By Arancha González Executive Director of the International Trade Centre, the joint agency of the World Trade Organization and the United Nations. Follow her on Twitter @Aranchaglezlaya
The Caribbean is known globally as a region of sea and sun with a highly educated and innovative workforce and which for many years has been a beacon for how small countries can integrate regionally. On the international trade, climate and development scene the region has been a leader in pushing the concept of “vulnerability” of small states and the need to take into account their specific characteristics.
As I visit the region for the first time in my role as Executive Director of the International Trade Centre (ITC), the trade development agency of the United Nations and the World Trade Organisation (WTO) I am well aware that beyond the sun, there is sometimes also rain. And although hurricane season may be over in the Caribbean, economic storms loom on the horizon.
The global economy looks shaky, making consumers and investors everywhere think twice before spending. Growth projections for the region have been scaled back. While the United States economy looks relatively robust, large swathes of Latin America are sliding into recession.
The commodity price collapse of the past 18 months has mixed implications for the Caribbean. Cheap oil should benefit tourism-heavy economies by lowering travel costs, but major oil and gas exporters will be buffeted by falling revenues. Geopolitical changes, too, lie in store. The rapprochement between Washington and Cuba promises to generate new opportunities for regional trade along an arc stretching from an expanded Panama Canal through Miami and Havana down to Barbados and Guyana. Yet it will also mean increased competition for members of the Caribbean Community. To weather the turbulence ahead – or at least minimise vulnerability to events outside their control – Caribbean countries must prepare.

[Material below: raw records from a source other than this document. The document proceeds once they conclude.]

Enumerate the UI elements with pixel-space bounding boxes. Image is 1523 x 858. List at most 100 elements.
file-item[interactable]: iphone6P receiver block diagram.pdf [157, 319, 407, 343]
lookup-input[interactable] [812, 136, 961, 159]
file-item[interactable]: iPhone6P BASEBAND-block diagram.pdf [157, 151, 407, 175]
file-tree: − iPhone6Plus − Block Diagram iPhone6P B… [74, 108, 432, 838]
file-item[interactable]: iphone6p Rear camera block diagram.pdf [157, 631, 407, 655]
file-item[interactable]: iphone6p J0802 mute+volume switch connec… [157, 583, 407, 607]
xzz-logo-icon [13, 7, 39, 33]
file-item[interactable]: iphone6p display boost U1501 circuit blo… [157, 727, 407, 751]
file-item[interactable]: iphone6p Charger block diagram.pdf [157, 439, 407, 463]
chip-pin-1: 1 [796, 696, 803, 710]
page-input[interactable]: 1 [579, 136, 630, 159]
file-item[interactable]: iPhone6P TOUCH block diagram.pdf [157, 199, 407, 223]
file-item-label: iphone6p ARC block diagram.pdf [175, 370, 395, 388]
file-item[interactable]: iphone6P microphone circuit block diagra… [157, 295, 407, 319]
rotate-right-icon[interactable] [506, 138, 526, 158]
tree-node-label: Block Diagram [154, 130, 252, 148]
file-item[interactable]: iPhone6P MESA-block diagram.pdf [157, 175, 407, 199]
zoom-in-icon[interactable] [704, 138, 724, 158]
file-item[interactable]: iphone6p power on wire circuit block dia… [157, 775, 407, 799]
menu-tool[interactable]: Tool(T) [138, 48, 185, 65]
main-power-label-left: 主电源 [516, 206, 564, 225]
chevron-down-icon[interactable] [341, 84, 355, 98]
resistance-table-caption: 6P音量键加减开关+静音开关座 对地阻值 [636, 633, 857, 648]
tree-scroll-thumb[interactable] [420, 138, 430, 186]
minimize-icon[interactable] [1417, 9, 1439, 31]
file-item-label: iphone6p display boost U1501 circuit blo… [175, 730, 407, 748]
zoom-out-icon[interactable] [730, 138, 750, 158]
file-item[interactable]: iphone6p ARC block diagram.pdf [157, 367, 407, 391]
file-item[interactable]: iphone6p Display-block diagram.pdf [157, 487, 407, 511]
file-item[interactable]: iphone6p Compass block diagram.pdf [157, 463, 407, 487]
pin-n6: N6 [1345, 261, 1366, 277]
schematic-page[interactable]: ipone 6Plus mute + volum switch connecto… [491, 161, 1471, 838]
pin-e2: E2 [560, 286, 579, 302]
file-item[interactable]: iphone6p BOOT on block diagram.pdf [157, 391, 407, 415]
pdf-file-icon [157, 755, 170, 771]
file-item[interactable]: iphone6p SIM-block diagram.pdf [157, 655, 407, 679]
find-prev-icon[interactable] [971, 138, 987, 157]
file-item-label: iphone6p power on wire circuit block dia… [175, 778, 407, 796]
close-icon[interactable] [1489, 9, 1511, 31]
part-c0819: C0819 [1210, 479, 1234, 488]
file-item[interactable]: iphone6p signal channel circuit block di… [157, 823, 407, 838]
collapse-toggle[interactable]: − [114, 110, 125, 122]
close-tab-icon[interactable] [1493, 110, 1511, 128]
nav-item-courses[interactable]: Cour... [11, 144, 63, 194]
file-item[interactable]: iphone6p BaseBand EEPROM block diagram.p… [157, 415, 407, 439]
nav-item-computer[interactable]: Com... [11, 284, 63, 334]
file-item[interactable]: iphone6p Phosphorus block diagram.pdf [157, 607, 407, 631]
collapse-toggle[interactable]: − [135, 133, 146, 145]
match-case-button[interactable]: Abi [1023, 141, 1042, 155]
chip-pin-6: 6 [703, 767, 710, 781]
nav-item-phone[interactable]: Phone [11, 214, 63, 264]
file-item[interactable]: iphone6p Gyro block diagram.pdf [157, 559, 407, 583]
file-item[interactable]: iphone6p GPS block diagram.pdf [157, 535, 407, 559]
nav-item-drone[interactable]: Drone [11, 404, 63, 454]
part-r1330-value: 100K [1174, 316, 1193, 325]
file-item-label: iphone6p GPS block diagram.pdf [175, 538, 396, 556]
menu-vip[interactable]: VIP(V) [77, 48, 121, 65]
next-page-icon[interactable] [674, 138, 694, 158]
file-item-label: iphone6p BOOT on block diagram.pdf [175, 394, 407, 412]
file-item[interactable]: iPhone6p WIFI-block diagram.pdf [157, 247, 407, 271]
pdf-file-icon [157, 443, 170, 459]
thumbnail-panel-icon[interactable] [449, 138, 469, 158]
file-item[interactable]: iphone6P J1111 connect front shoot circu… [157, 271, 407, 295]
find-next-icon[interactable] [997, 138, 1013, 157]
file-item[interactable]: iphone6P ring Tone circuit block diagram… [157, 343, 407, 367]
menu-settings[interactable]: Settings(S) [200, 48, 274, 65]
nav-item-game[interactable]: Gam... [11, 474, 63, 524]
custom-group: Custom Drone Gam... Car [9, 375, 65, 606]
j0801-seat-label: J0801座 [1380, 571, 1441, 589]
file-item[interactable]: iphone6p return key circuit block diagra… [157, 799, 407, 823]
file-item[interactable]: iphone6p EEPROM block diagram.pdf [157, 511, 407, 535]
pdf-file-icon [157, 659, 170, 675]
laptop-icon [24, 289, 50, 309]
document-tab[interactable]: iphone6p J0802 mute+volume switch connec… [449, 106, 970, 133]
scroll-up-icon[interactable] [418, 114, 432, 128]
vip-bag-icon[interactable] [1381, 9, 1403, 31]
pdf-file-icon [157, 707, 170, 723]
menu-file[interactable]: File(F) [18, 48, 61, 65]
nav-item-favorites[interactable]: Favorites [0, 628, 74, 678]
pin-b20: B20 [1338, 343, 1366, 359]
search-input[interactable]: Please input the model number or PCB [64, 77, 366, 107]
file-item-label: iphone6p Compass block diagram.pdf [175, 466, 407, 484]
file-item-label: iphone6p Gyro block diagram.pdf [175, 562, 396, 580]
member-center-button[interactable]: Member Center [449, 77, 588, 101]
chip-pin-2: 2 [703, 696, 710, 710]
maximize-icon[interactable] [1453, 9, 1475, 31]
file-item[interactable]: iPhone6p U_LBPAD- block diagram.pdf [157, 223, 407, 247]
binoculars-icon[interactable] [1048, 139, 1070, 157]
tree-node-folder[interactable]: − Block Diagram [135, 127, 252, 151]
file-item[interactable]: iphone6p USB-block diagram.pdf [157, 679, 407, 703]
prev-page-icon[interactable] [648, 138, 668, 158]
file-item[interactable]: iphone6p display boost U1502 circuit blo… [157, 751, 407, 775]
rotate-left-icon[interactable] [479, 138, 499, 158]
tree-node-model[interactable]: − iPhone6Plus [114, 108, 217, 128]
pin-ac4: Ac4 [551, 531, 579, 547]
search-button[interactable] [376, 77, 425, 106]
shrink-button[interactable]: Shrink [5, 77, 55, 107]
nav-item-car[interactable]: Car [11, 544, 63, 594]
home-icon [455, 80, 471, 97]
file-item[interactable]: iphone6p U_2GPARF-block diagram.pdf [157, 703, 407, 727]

Increasing productivity and competitiveness has to be a central goal of economic policy. Not because they are ends in themselves, but because they are indispensable for raising people’s living standards, wages, and life opportunities. Productivity gains in small and medium-sized enterprises (SMEs) are especially important, since, in the Caribbean as elsewhere, they account for the vast majority of jobs. More productive SMEs mean better jobs, in particular women and youth. Trade can help drive productivity growth and job creation – but only if a country’s companies are competitive enough to supply quality, value-added goods and services to value chains.
Cutting barriers to trade, investment, and labour flows across the Caribbean can help achieve economies of scale unachievable within individual small island states. This is precisely why Caricom governments are creating a regional single market. And even if barriers to trade in the region remain, the share of Caribbean non-oil exports to other countries in the region has ticked upwards to about 15%.
But freeing up trade isn’t just about deals with other countries. There is a lot that governments could do – at home – to make life easier for their own exporters. It’s easy to assume that obstacles to trade occur mainly in prospective markets, whether in the shape of high import duties or complex regulatory requirements and other ‘non-tariff’ barriers. But in reality, it turns out countries do plenty to shoot their own exporters in the foot. Getting official certificates of origin for exports can be unnecessarily expensive and time-consuming; customs processes are often onerous, making imported inputs costly and hurting local producers’ competitiveness. The Caribbean region is no exception to this trend. In surveys carried out by the International Trade Centre in Jamaica and Trinidad and Tobago, businesses reported that many of the regulatory hurdles they encountered occurred before their goods left the country. And once their goods managed to leave the port, roughly half the non-tariff problems they ran into were in other Caricom members.
Making trade-related rules and procedures simpler and more transparent, together with investing in the region’s laboratory and testing infrastructure for products to receive health and safety clearance, would increase trade across the Caribbean. It would also improve companies’ export prospects elsewhere in the Americas and further afield. The World Trade Organization’s agreement on trade facilitation is a useful tool for cutting trade costs, and the International Trade Centre is at work with several Caribbean governments to implement it. Because it is one thing to make trade possible. But it is even more important to make trade happen.
Central to this task is competitiveness-enhancing reforms to identify and remove bottlenecks inhibiting SMEs, whether inadequate access to finance or unreliable logistics. The services sector merits particular attention here. For Caribbean countries, services like business process outsourcing offer rich potential for growth and job creation. For an app developer in Jamaica, being on an island doesn’t matter: a good internet connection is what counts. Connectivity is critical for goods trade, too: eBay or Etsy and access to an international payment system like PayPal are enough for a clothing designer in Saint Lucia to become a ‘micro-multinational’ selling to people around the world.
Expanding trade promotion support, especially for new and dynamic SMEs, could help Caribbean companies make new inroads into foreign markets. A recent study conducted by ITC shows that the payoffs from export promotion are high, with each dollar spent resulting in up to US$87 in additional exports. At a more fundamental level, better education and innovation would lay the foundations for faster growth.
In sum, despite global economic uncertainty, there is much that Caribbean countries can do, at home and regionally, to capitalise on trade opportunities and drive growth and job creation. As I commence my first official visit to Barbados and Saint Lucia, I can assure Caribbean governments and SMEs alike that the International Trade Centre stands ready to be their partners in making trade work for all.